A more dramatic—and vengeful—feature of defense was put into play around Turin's walls in late August, 1706, in a war provoked by the Duke of Savoy's personal problems with King Louis XIV. Following a siege of several months, French forces finally moved to scale or burst through the city's walls. The most spirited assault was repelled on August 27, when the French lost thirteen hundred men and the
Savoyards
about four hundred. At the end of that day, hundreds of wounded French soldiers lay wailing and pleading for help in the ditches around the walls. Turin's defenders proceeded to throw tons of firewood, pitch, and oil down into the trenches, on top of the wounded men. They then set fire to that mix of man and matter, and from the walls and ramparts snipers targeted the wounded who tried to squirm away.

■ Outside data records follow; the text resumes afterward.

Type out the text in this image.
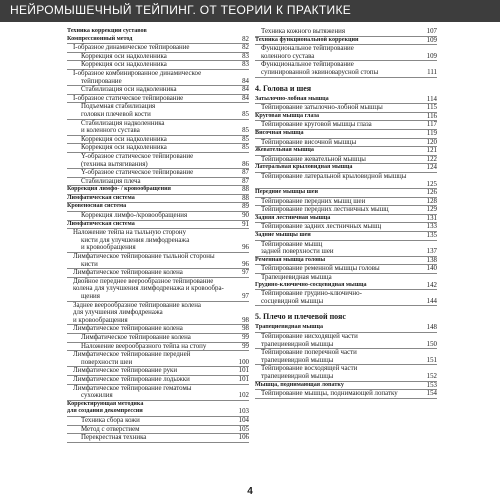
НЕЙРОМЫШЕЧНЫЙ ТЕЙПИНГ. ОТ ТЕОРИИ К ПРАКТИКЕ
Техника коррекции суставов
Компрессионный метод	82
I-образное динамическое тейпирование	82
Коррекция оси надколенника	83
Коррекция оси надколенника	83
I-образное комбинированное динамическое
тейпирование	84
Стабилизация оси надколенника	84
I-образное статическое тейпирование	84
Подъемная стабилизация
головки плечевой кости	85
Стабилизация надколенника
и коленного сустава	85
Коррекция оси надколенника	85
Коррекция оси надколенника	85
Y-образное статическое тейпирование
(техника вытягивания)	86
Y-образное статическое тейпирование	87
Стабилизация плеча	87
Коррекция лимфо- / кровообращения	88
Лимфатическая система	88
Кровеносная система	89
Коррекция лимфо-/кровообращения	90
Лимфатическая система	91
Наложение тейпа на тыльную сторону
кисти для улучшения лимфодренажа
и кровообращения	96
Лимфатическое тейпирование тыльной стороны
кисти	96
Лимфатическое тейпирование колена	97
Двойное переднее веерообразное тейпирование
колена для улучшения лимфодренажа и кровообра-
щения	97
Заднее веерообразное тейпирование колена
для улучшения лимфодренажа
и кровообращения	98
Лимфатическое тейпирование колена	98
Лимфатическое тейпирование колена	99
Наложение веерообразного тейпа на стопу	99
Лимфатическое тейпирование передней
поверхности шеи	100
Лимфатическое тейпирование руки	101
Лимфатическое тейпирование лодыжки	101
Лимфатическое тейпирование гематомы
сухожилия	102
Корректирующая методика
для создания декомпрессии	103
Техника сбора кожи	104
Метод с отверстием	105
Перекрестная техника	106
Техника кожного вытяжения	107
Техника функциональной коррекции	109
Функциональное тейпирование
коленного сустава	109
Функциональное тейпирование
супинированной эквиноварусной стопы	111
4. Голова и шея
Затылочно-лобная мышца	114
Тейпирование затылочно-лобной мышцы	115
Круговая мышца глаза	116
Тейпирование круговой мышцы глаза	117
Височная мышца	119
Тейпирование височной мышцы	120
Жевательная мышца	121
Тейпирование жевательной мышцы	122
Латеральная крыловидная мышца	124
Тейпирование латеральной крыловидной мышцы
125
Передние мышцы шеи	126
Тейпирование передних мышц шеи	128
Тейпирование передних лестничных мышц	129
Задняя лестничная мышца	131
Тейпирование задних лестничных мышц	133
Задние мышцы шеи	135
Тейпирование мышц
задней поверхности шеи	137
Ременная мышца головы	138
Тейпирование ременной мышцы головы	140
Трапециевидная мышца
Грудино-ключично-сосцевидная мышца	142
Тейпирование грудино-ключично-
сосцевидной мышцы	144
5. Плечо и плечевой пояс
Трапециевидная мышца	148
Тейпирование нисходящей части
трапециевидной мышцы	150
Тейпирование поперечной части
трапециевидной мышцы	151
Тейпирование восходящей части
трапециевидной мышцы	152
Мышца, поднимающая лопатку	153
Тейпирование мышцы, поднимающей лопатку	154
4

We can be sure that neither Louis XIV nor the Duke of Savoy would carry that scene around in his conscience.

The incandescence of feeling at the walls of cities under attack, with fire or boiling pitch crowning the most painful deaths, had its
match in the hell of villages, in peasant hatred for soldiers. On August 20 and 23, 1617, some twenty kilometers to the northwest of Turin, the Leipzig colonel, Caspar von Widmarckter (1566–1621), left hundreds of sick soldiers in two tiny towns, evidently abandoning them while affecting to believe that they would be looked after. When his regiment departed, the townsfolk, villagers really, chased the sick men away, and in one case put some of them onto hay carts and set fire to them.

9
Killing for God
BEGINNINGS

It was the spring of 1562, marking the outbreak of the Wars of Religion in France. The air for many townsmen crackled with anxiety. Talk about murder and violence over questions of worship punctured daily conversation. People would soon flee from anxious Rouen, the country's largest city after Paris. Some of its inhabitants tried to hide at home, while others would beg relatives or friends to protect them. Fear and hatred over religious differences were all but palpable.

Rouen's ominous moral climate also enveloped Toulouse, Lyon, La Rochelle, Tours, Blois, Troyes, and other French cities. In the late 1550s, the Reformed (Calvinist) Church had found legions of converts with such speed—critically so in the ranks of certain of the country's elites—that many Huguenots, the new devotees, believed that they would soon snatch the entire kingdom away from the old Roman Catholic Church. Their violence was launched in 1560, with the smashing and defacing of religious images at La Rochelle and elsewhere.

Religious tempers had first flared years before, in 1534, when people in Paris and at least five other cities woke up on a Sunday morning, October 18, to espy printed placards on their way to Mass, posted in the most visible places. In Amboise, one had been tacked to the door of the king's bedchamber. Such was the bold new
Word of God. It was headed, “True Articles concerning the horrible, gross, and intolerable abuses of the papal mass, concocted directly against the Holy Supper of our Lord.” In their contemptuous dismissal of priests, the four paragraphs of the communication highlighted four hard-hitting points, adding up to a scorching indictment of the Mass. The violence of the placards was a dagger in the bosom of traditional religious beliefs.